Like most of its JRPG contemporaries, Legrand Legacy is an extremely story-driven game, following a gladiator-peasant named Finn as he embarks on a quest with a band of estranged and bizarre heroes to save their homeland of Legrand from civil war and otherworldly invasion. Although the set pieces really frame an epic fantasy, the story itself comes across as clichéd and at times, poorly written. Dialogue is a type of bad that is quite uncommon. Characters discuss exposition very openly and horribly, but they do so without context; they simply rattle off names and events as though the idea was to omit key plot details in order to create more intrigue. Instead, the player is often left confused about what’s going on and what’s being discussed, replacing any immersion with frustration.

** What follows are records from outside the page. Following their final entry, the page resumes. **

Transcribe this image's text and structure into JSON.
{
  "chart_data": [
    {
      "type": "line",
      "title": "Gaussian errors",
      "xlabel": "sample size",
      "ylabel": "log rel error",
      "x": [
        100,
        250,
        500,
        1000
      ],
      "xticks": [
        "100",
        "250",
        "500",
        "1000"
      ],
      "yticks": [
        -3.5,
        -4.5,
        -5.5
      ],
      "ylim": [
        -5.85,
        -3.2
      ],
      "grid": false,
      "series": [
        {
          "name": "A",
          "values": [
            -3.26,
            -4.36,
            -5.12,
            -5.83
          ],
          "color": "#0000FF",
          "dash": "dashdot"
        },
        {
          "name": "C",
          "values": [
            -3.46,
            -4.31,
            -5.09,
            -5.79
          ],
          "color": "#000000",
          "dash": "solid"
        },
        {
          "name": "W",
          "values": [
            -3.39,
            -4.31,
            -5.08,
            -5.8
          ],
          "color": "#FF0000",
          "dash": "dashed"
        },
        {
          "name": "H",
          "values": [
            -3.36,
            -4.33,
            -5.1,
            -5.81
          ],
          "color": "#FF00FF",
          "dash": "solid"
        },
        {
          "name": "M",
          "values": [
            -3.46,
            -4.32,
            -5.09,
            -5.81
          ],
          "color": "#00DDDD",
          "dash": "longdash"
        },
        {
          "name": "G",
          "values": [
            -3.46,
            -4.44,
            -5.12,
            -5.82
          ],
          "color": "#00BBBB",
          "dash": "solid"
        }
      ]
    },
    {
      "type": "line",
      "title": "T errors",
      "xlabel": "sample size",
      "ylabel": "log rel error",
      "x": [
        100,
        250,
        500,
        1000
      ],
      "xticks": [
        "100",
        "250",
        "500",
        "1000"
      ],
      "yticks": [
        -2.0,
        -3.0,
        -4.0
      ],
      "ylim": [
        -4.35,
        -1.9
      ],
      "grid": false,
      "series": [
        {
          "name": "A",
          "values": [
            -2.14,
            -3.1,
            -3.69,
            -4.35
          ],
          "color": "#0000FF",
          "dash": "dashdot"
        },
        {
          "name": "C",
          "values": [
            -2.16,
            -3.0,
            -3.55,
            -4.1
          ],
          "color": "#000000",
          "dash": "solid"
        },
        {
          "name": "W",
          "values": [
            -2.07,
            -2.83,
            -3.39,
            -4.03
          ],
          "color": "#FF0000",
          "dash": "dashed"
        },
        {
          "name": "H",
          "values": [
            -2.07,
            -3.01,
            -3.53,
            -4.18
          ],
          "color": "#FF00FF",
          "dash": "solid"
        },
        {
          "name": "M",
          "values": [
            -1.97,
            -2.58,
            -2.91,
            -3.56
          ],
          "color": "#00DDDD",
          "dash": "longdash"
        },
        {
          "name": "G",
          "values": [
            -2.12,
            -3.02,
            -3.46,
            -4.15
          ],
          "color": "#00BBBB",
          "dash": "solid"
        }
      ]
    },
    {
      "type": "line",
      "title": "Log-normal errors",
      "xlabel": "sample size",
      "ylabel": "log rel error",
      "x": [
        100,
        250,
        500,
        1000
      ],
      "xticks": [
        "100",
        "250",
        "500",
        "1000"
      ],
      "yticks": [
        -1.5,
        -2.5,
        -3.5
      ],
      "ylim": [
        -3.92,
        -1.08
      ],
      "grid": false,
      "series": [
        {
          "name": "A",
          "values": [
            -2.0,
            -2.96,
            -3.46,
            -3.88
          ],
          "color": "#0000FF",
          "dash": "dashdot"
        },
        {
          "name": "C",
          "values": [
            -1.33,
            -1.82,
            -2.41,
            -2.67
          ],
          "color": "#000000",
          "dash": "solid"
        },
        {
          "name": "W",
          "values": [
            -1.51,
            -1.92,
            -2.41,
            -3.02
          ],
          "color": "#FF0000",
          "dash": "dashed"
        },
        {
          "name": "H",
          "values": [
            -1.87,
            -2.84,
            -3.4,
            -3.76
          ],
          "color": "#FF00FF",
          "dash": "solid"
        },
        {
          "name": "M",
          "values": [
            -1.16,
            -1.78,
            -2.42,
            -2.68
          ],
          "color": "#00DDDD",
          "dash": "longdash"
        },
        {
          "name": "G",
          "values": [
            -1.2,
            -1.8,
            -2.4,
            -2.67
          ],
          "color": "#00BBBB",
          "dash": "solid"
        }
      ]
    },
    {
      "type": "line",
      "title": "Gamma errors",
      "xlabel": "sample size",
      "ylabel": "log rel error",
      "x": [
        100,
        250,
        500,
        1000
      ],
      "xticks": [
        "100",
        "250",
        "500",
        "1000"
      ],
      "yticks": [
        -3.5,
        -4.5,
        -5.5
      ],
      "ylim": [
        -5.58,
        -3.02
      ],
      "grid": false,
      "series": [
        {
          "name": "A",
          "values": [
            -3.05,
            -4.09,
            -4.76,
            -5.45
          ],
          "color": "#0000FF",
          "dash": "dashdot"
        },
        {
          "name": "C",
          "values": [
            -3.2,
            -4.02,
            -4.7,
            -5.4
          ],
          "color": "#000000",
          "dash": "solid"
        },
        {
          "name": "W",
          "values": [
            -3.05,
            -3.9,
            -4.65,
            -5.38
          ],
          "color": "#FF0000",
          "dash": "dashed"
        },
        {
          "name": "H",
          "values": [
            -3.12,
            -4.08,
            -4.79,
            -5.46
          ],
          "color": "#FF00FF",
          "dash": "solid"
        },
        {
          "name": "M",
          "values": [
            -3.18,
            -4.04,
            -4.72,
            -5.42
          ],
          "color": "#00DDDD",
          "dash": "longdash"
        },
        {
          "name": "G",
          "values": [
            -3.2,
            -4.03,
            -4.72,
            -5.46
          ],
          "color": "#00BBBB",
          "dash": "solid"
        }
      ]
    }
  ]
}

Unfortunately, the story is also quite disjointed, with characters acting inconsequentially and without any real thought and events feeling as though they’ve occurred out of coincidence rather than as the result of an action. For example, early in the game, Finn is tasked with finding a girl in a town named Shapur. To get to the town of Shapur, he seeks the help of a noblewoman/adventurer/badass, Aria. Rather than simply guiding Finn to Shapur, Aria decides to take him on an unrelated quest to find a man named Lazarus, who tells her that the world is facing a cataclysm and she’s one of the few people who can save it. He tells her that she has to find the saviours of the world or else everything will end. He describes to her impossible events and tells her that her companions will aid her in saving the entire world. After witnessing all of this and being asked to join Aria in her quest to literally save the world, Finn decides to continue on to Shapur. To recap: the player is taken on a completely unrelated quest, told of a major, world-defining event, and asked to help save the world, but the game decides that they should continue searching for some girl they have no attachment to. The characters in Legrand Legacy come off as dull husks that have no human factors to them, they merely exist to push forward a narrative that the player has little familiarity with.

Legrand Legacy

Legrand Legacy is rampant with odd design choices. For instance, in combat, if two characters attack the same enemy and it dies to the first strike, the second one will simply attack the dead enemy rather than choosing a new target as in many other titles. Contextual cues surrounding combat scenarios have no given context; the word “INTERRUPTED” means nothing if the player isn’t told whose attack was interrupted. Then there’s the level-up screen that doesn’t detail any stat changes or new abilities learned, forcing players to enter a totally different screen to research and make those changes for themselves. The game fails to mention that, though, so when the player discovers they’ve poured 15 points into an attribute that says it upgrades evasion, but only by 0.2% each time, it brings with it an overwhelming frustration. The overworld map is gorgeous to look at, but very odd to navigate; it marks some locations, but very few, meaning that the player is forced to remember where everything is (no small feat in a large world such as this one). There are many small problems that worsen the experience of Legrand Legacy, which is a terrible shame because it has great potential. A lot of talent and love went into it, and it shows; it just suffers so terribly from bad mechanics.

Our Verdict:

Legrand Legacy aims to pay homage to JRPGs long past, but with its own creative spin on things. Unfortunately, it feels outdated rather than new and refined, and only made me want to play the JRPGs it pays homage to. The mechanics are frustrating, the narrative is well-written at times but ultimately underwhelming, the driving characters are clichéd and seemingly stupid, events occur out of chance and progression is hindered by a lack of scope. Legrand Legacy is very beautiful in its aesthetic, but unfortunately, its execution is poor and troublesome.